For diversity and excellent build in the low gain arena, the TC Spark Booster (full size) is incredible also, and I've used it as a volume/solo boost in the fx loop of 3 different amps, and now use it as my main OD on bass. It's dead quiet, has WIDE range in it's 2 tone controls PLUS a 3 click EQ option (clean/mid/fat), and has enormous volume on tap. At 9 o'clock it's past unity with 2/3 of the sweep still to go. It's a little smoother/less mean and grindy than the other 2 above.

Oh, and +11111100000000000 to a RAT + Hiwatt.

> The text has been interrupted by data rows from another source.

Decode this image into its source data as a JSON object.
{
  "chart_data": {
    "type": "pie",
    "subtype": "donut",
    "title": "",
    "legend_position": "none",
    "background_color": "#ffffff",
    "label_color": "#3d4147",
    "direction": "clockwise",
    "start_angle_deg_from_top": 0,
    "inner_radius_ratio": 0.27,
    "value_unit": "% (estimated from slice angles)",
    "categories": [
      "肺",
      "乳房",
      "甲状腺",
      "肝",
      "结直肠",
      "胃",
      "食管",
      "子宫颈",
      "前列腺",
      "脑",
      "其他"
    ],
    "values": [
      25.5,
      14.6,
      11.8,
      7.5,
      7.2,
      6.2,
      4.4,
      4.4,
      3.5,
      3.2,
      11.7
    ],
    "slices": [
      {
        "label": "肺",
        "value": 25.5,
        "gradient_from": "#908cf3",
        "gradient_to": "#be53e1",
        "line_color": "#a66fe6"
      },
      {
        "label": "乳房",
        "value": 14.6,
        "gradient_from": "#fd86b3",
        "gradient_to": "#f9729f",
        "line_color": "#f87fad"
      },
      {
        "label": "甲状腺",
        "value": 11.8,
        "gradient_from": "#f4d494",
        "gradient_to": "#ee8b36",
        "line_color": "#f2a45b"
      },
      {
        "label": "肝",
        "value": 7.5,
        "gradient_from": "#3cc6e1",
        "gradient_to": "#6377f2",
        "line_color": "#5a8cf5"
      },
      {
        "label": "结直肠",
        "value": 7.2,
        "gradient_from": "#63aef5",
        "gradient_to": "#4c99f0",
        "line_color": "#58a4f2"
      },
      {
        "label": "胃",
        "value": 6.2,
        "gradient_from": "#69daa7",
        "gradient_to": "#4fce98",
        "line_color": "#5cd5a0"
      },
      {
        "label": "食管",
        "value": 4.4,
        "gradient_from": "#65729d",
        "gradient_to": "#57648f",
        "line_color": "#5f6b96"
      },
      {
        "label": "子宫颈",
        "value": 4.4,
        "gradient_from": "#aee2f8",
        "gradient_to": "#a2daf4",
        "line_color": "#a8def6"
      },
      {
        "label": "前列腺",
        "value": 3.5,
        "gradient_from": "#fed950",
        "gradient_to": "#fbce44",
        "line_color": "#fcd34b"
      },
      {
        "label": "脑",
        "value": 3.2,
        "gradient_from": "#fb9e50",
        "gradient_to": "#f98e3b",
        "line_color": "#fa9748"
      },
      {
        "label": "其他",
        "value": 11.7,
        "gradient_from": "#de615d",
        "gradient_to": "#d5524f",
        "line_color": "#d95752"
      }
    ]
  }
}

When I had my '81 50 watter, opened up a bit, and with the RAT, that was one of my favourite sounds I ever made. I like mean and that was F*KING ANGRY MEAN


----------



## carrionrogue (Sep 9, 2016)

keto said:


> My goal is to take a mid-high gain amp and tighten it up and make it sound MEANER. The simple cheap Boss SD-1 continues to rule the roost, for my tastes. I also really liked the Maxon OD808 for that application.


+1 for the maxon OD808 in those applications. I used to tighten up a mesa triple with a maxon, brought out some nice harmonic content as well. This also worked really well on my JCM800 and orange dual terror. Similar results were achieved with an OCD also.


----------